Doesn't look like a character based model.
Using detected UTF-8 mode: False
Traceback (most recent call last):
  File "generate_package.py", line 153, in <module>
    main()
  File "generate_package.py", line 148, in main
    args.default_beta,
  File "generate_package.py", line 58, in create_bundle
    if err != ds_ctcdecoder.DS_ERR_SCORER_NO_TRIE:
AttributeError: module 'ds_ctcdecoder' has no attribute 'DS_ERR_SCORER_NO_TRIE'

DeepSpeech is in active development.
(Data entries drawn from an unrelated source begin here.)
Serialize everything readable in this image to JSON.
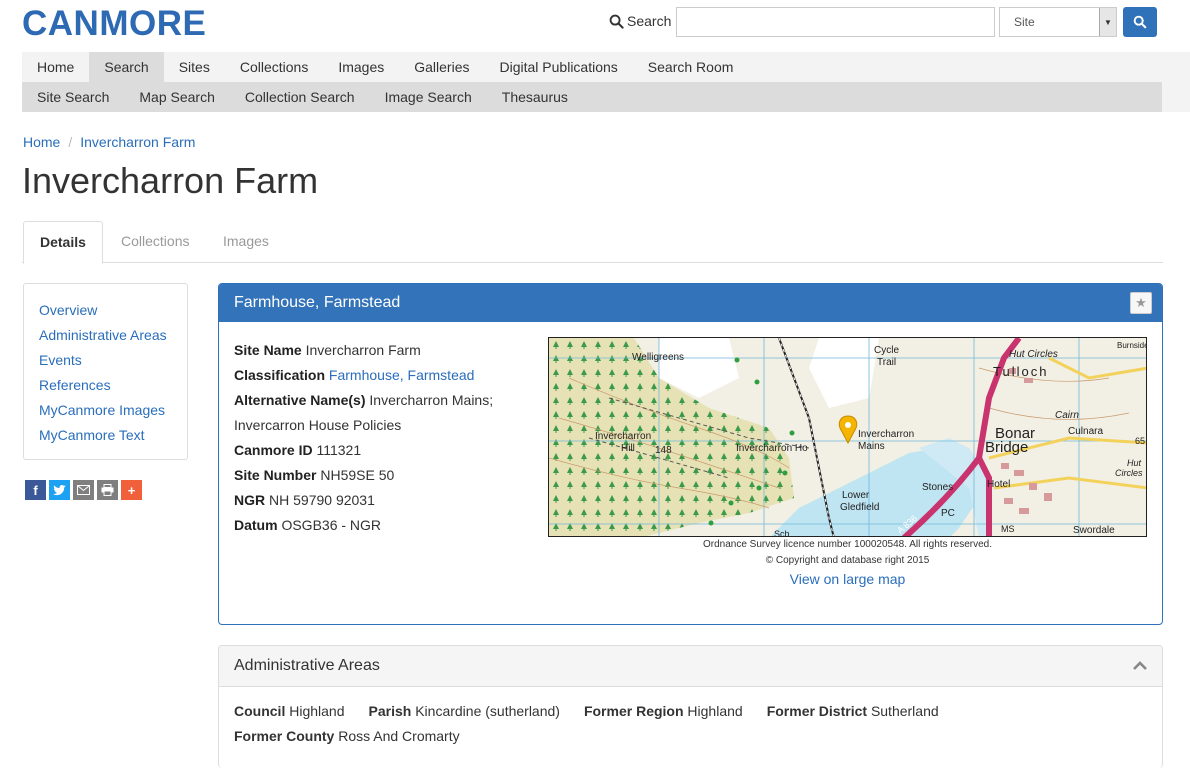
{
  "header": {
    "logo": "CANMORE",
    "search_label": "Search",
    "search_value": "",
    "select_value": "Site"
  },
  "main_nav": [
    "Home",
    "Search",
    "Sites",
    "Collections",
    "Images",
    "Galleries",
    "Digital Publications",
    "Search Room"
  ],
  "main_nav_active": "Search",
  "sub_nav": [
    "Site Search",
    "Map Search",
    "Collection Search",
    "Image Search",
    "Thesaurus"
  ],
  "breadcrumb": {
    "home": "Home",
    "separator": "/",
    "current": "Invercharron Farm"
  },
  "page_title": "Invercharron Farm",
  "tabs": [
    "Details",
    "Collections",
    "Images"
  ],
  "side_nav": [
    "Overview",
    "Administrative Areas",
    "Events",
    "References",
    "MyCanmore Images",
    "MyCanmore Text"
  ],
  "share_icons": [
    "facebook-icon",
    "twitter-icon",
    "email-icon",
    "print-icon",
    "add-icon"
  ],
  "panel": {
    "title": "Farmhouse, Farmstead",
    "site_name_label": "Site Name",
    "site_name": "Invercharron Farm",
    "classification_label": "Classification",
    "classification_1": "Farmhouse",
    "classification_sep": ", ",
    "classification_2": "Farmstead",
    "alt_names_label": "Alternative Name(s)",
    "alt_names": "Invercharron Mains; Invercarron House Policies",
    "canmore_id_label": "Canmore ID",
    "canmore_id": "111321",
    "site_number_label": "Site Number",
    "site_number": "NH59SE 50",
    "ngr_label": "NGR",
    "ngr": "NH 59790 92031",
    "datum_label": "Datum",
    "datum": "OSGB36 - NGR"
  },
  "map": {
    "labels": {
      "welligreens": "Welligreens",
      "cycle": "Cycle",
      "trail": "Trail",
      "hut_circles": "Hut Circles",
      "tulloch": "Tulloch",
      "cairn": "Cairn",
      "culnara": "Culnara",
      "bonar": "Bonar",
      "bridge": "Bridge",
      "invercharron_hill_1": "Invercharron",
      "invercharron_hill_2": "Hill",
      "spot_height": "148",
      "invercharron_ho": "Invercharron Ho",
      "invercharron_mains_1": "Invercharron",
      "invercharron_mains_2": "Mains",
      "lower_1": "Lower",
      "lower_2": "Gledfield",
      "stones": "Stones",
      "hotel": "Hotel",
      "road": "A 836",
      "pc": "PC",
      "ms": "MS",
      "swordale": "Swordale",
      "sch": "Sch",
      "hut_circles_2": "Hut",
      "circles_2": "Circles",
      "burnside": "Burnside",
      "number_65": "65"
    },
    "caption_licence": "Ordnance Survey licence number 100020548. All rights reserved.",
    "caption_copyright": "© Copyright and database right 2015",
    "large_map_link": "View on large map"
  },
  "admin": {
    "title": "Administrative Areas",
    "council_label": "Council",
    "council": "Highland",
    "parish_label": "Parish",
    "parish": "Kincardine (sutherland)",
    "former_region_label": "Former Region",
    "former_region": "Highland",
    "former_district_label": "Former District",
    "former_district": "Sutherland",
    "former_county_label": "Former County",
    "former_county": "Ross And Cromarty"
  },
  "colors": {
    "brand": "#2d6ab3",
    "panel_header": "#3373b9",
    "link": "#2a6ebb",
    "marker": "#f5b400"
  }
}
Don’t use the current master, use v0.7.1

actually i’m using 0.7.1
╰─ cat VERSION
0.7.1

╰─ pip list
Package Version Location


absl-py 0.9.0
alembic 1.4.2
astor 0.8.1
attrdict 2.0.1
audioread 2.1.8
beautifulsoup4 4.9.1
bs4 0.0.1
certifi 2020.4.5.1
cffi 1.14.0
chardet 3.0.4
cliff 3.1.0
cmaes 0.5.0
cmd2 0.8.9
colorlog 4.1.0
decorator 4.4.2
deepspeech 0.7.1
deepspeech-gpu 0.7.1
deepspeech-training 0.7.1 /home/jyri/Desktop/deepspeech/training

Check the version of your ctc decoder, I had this happen to me in the current master but it was fine with 0.7.1

$python3 util/taskcluster.py --branch "v0.7.1" --target "."
and extracted native client.

still not getting same error :frowning:
i guess i should work with fresh project or go with v0.6.1.
but i think i should make a comprehensive guide after successful model build.
kinda sad

That line 58 is not present in the 0.7.1 version of generate.py, so you are doing something wrong:

2 Likes

ok i get it.
i did git checkout “v0.7.1.” the problem was that i’ve pulled native client before switching branch.

Please check your branch, generate_package.py is not part of the native client.

1 Like

yeap my bad thanks for response :partying_face: